View Single Post
  #107  
Old June 2nd 04, 09:11 PM
Mary Shafer
external usenet poster
 
Posts: n/a
Default

On Tue, 01 Jun 2004 01:37:57 -0500, Pat Flannery
wrote:

Mary Shafer wrote:

Someone asked about a refueling receptacle back by the tail on the
F-8. First, receptacles are on the forebody, not at the back end.
Secondly, the F-8, being a Navy airplane, has a probe, not a
receptacle. It's on the left side, just below the cockpit, I think.


I think it was a reference to a ground refueling point; but it clearly
is hydraulically related given the writing on the data placard.


It wouldn't be on the top, up at the back. The Crusader is a Navy
airplane, operated off carriers. The Navy doesn't make the mechanics
climb up and stand on the airplane to refuel it, because even super
carriers develop quite a lot of deck motion in high sea states.

We put a flight control computer in that space, after removing the
probe, on our F-8, so I'm going by memory of the dummy probe we
strapped onto the airplane for my PIO suppression filter testing.


Ever see the cool looking supercritical wing test F8? Or is this the one
you are referring to?


Naturally. It's parked on a concrete pad right beside my F-8, which
was the Digital Fly-By-Wire. They're both F-8Cs that we got from the
Navy. In fact, we asked for an F-8 for the supercritical wing.

We also had some plans to put a skew wing on the F-8 DFBW, jointly
with the Navy. Because all you have to do is disengage the jack screw
at the front of the wing and remove the pin from the hinge at the back
to lift the entire wing structure right off, the F-8 is a natural for
putting new wings onto. Using the DFBW would have let us use a flight
control system that greatly reduced the cross-axis effects (pitch
maneuvers causing roll and yaw movements and vice versa).

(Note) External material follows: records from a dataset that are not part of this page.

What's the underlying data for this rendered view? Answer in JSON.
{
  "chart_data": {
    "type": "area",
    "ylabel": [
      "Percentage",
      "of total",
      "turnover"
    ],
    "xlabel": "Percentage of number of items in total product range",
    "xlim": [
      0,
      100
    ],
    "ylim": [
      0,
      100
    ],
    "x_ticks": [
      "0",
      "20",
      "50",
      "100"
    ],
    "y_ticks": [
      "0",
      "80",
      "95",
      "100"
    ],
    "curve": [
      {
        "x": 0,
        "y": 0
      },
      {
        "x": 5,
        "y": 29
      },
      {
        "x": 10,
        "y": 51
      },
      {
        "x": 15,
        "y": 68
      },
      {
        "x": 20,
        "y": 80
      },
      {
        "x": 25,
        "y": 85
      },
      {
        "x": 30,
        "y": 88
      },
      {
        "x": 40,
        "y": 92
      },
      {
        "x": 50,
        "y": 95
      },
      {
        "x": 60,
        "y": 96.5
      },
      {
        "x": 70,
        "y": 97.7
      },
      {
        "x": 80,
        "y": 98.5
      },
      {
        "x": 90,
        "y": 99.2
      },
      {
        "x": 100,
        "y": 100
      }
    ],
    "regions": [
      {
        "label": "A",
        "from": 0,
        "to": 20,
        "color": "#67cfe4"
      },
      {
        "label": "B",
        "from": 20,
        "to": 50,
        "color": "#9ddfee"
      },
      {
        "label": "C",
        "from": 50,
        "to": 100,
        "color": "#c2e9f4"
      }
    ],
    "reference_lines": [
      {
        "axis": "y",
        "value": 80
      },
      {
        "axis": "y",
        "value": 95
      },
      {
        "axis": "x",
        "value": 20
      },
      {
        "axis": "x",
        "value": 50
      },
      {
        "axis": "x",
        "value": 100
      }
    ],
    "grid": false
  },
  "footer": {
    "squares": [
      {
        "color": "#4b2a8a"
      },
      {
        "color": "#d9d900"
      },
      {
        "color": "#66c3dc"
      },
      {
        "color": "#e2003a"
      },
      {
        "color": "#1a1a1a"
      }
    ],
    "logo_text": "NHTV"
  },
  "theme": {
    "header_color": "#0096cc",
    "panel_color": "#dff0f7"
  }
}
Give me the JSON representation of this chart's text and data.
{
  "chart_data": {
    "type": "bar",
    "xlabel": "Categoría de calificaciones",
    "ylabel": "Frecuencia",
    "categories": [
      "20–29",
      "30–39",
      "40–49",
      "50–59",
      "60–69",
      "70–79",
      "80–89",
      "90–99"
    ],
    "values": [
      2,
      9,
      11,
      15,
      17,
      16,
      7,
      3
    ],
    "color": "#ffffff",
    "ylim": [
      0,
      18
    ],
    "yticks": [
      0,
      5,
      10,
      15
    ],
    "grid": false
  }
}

This would have been a transonic airplane and the major advantage of
the skew wing would have been the reduction in spotting factor. The
skew wing spotting factor would have been 0.7, while a regular F-8 had
a spotting factor of 1.3 (I think the A-4 was still the standard,
although it may have been the A-7). That's a substantial reduction,
one that the Navy would really like to see. But Dryden and the piece
of the Navy advocating this couldn't get approval at the higher levels
of our respective agencies, so we never did it.